Prove that $\int_{0}^{\pi/2} \frac{\sin x}{x} dx$ converges

Question

Prove that $\int_{0}^{\pi/2} \frac{\sin x}{x} dx$ converges.

Shall I compare it with 1/x?

Answer 1

If you define $\frac {\sin\, x} x$ to be $1$ when $x=0$ you get a continuous function on $[0,\frac {\pi} 2]$. Hence it is Riemann integrable.

Answer 2

As noticed in the comments since as $x\to 0^+$ we have

$$\frac{\sin x}{x}\to 1$$

the function is bounded and the integral is finite.

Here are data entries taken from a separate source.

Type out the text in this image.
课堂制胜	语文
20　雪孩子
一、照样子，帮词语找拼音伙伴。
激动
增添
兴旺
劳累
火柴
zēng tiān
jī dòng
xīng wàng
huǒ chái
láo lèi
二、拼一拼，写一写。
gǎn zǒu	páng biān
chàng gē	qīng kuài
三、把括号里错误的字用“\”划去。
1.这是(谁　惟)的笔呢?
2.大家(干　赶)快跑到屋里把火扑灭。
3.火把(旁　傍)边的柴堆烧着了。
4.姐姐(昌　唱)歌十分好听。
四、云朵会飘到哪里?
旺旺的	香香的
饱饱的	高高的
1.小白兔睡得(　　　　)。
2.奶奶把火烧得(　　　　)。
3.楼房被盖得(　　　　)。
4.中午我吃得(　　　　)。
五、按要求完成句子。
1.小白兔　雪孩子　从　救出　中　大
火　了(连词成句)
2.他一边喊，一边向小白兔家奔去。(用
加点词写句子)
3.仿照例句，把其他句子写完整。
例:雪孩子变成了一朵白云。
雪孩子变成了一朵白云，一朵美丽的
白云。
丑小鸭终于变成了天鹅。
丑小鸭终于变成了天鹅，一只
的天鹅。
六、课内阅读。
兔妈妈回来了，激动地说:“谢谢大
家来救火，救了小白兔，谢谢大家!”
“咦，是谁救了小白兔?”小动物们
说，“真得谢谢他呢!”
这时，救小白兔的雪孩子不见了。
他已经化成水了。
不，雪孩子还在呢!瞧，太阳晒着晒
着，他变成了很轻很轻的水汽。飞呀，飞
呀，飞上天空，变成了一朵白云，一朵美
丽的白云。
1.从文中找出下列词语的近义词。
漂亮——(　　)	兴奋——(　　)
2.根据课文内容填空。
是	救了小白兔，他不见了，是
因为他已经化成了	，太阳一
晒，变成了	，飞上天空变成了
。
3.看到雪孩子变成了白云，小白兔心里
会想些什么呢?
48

As an alternative, not necessary in that case, we could also proceed by limit comparison test with the convergent $\int_0^1 \frac1{\sqrt x}$, indeed

$$\frac{\frac{\sin x}{x}}{\frac1{\sqrt x}}=\sqrt x \cdot \frac{\sin x}{x}\to 0$$

Answer 3

For any acute $x$, $\frac{\sin x}{x}\in [0,\,1]$. We therefore know in particular that $\int_0^{\pi/2}\frac{\sin x dx}{x}\in [0,\,\frac{\pi}{2}]$.